But as for saying it? It's not really that hard once you start practicing. Because don't you hate that feeling of having so many things to do that you don't really want to do? Don't you get tired of the resentment you feel toward the people who asked. The truth is, all they did was ask. The resentment is really at yourself for getting sucked in again, right?
So, next time the Sunday School director says, "We really need someone to teach kindergarten next week." And you get a headache just thinking about it, say "No. Thanks for thinking of me. I hope you find someone else."
Next time your neighbor asks you to babysit and you hate babysitting, say, "No."
In fact, I've been pretty blunt and said, "I really don't like babysitting." That probably didn't go over very well. I'm sure they thought everyone should adore spending time with their children.
Just saying 'no', seems so rude. But here's the thing, if you give an excuse, they will counter it. Don't explain.

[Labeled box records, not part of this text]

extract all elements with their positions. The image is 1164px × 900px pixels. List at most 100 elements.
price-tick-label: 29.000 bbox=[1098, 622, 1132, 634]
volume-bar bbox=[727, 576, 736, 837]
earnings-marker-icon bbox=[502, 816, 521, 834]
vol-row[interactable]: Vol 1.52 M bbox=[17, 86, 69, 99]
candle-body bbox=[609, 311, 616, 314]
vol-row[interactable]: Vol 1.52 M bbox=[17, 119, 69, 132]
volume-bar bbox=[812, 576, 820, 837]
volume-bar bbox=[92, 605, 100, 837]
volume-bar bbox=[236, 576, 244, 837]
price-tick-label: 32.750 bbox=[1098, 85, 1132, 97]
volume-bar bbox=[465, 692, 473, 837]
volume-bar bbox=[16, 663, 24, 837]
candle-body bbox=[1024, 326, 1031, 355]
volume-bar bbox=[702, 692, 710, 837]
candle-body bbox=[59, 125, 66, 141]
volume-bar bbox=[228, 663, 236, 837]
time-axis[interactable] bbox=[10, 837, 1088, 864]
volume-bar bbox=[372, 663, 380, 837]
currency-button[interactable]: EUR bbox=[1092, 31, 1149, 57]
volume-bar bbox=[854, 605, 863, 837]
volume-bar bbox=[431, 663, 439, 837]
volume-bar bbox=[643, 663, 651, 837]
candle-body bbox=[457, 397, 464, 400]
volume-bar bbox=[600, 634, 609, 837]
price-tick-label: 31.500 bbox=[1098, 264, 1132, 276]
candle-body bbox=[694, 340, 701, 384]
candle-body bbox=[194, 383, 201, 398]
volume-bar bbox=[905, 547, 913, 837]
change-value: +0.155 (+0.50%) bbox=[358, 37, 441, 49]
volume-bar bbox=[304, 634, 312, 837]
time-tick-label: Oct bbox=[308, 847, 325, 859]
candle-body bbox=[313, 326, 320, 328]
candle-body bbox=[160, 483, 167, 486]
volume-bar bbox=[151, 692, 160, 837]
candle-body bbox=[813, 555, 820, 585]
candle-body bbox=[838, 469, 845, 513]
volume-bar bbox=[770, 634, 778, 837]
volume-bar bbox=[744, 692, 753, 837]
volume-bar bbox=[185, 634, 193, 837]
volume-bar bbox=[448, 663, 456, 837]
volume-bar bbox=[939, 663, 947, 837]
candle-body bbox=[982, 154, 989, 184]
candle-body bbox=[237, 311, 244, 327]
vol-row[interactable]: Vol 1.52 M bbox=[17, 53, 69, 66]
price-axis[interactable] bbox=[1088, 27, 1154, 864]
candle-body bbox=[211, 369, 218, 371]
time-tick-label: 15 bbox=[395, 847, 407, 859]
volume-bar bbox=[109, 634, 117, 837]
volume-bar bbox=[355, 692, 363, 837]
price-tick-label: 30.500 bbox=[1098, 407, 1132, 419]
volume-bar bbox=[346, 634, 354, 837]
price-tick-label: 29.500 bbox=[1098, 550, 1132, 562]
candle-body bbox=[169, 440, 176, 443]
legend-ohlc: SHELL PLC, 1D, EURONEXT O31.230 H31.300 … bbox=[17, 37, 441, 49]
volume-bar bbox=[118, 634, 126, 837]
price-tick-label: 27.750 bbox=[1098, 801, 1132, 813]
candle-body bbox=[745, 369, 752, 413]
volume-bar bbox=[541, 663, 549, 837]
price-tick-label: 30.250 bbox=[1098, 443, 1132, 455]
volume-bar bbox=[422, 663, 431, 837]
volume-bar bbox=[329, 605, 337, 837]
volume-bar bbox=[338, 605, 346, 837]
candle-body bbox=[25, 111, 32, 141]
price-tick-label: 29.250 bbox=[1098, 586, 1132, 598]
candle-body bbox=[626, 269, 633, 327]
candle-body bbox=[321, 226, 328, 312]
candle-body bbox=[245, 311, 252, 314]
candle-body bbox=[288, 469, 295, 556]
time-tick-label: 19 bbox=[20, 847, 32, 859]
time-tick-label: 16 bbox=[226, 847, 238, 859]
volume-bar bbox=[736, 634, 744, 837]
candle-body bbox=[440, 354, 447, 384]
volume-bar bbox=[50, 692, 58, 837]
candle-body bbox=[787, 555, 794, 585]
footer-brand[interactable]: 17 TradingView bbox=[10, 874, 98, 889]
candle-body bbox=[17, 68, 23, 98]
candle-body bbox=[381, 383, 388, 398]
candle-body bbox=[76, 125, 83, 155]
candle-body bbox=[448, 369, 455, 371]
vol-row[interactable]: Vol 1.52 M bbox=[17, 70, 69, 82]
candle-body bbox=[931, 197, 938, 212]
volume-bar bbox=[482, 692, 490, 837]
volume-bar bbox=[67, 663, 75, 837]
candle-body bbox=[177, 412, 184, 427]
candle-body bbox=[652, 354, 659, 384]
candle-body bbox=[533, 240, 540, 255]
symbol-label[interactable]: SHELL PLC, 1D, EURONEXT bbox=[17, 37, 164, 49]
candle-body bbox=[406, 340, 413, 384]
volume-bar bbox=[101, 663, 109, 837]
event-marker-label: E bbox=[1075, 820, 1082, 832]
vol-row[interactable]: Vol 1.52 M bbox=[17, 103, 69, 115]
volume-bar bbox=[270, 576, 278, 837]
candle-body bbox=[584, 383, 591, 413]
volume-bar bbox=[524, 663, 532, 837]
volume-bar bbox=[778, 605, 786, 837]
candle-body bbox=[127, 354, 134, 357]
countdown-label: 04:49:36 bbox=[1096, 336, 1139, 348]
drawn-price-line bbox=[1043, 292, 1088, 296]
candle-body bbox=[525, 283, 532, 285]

What about service? What about putting others before ourselves and all that?
If God asks you to teach that class, go for it. If you feel led to babysit, do it.
But if you will be full of anger and resentment, if you will be so overbooked that you don't have time to live your own life, say 'no'.
I've said 'no' to things and had people not respond that well. But they got over it. And I got over it immediately. Having people not be pleased with me turns out to be preferable to all of the yuck I feel when I say 'yes' to something I don't want to do. The relief that comes with 'no' is almost immediate.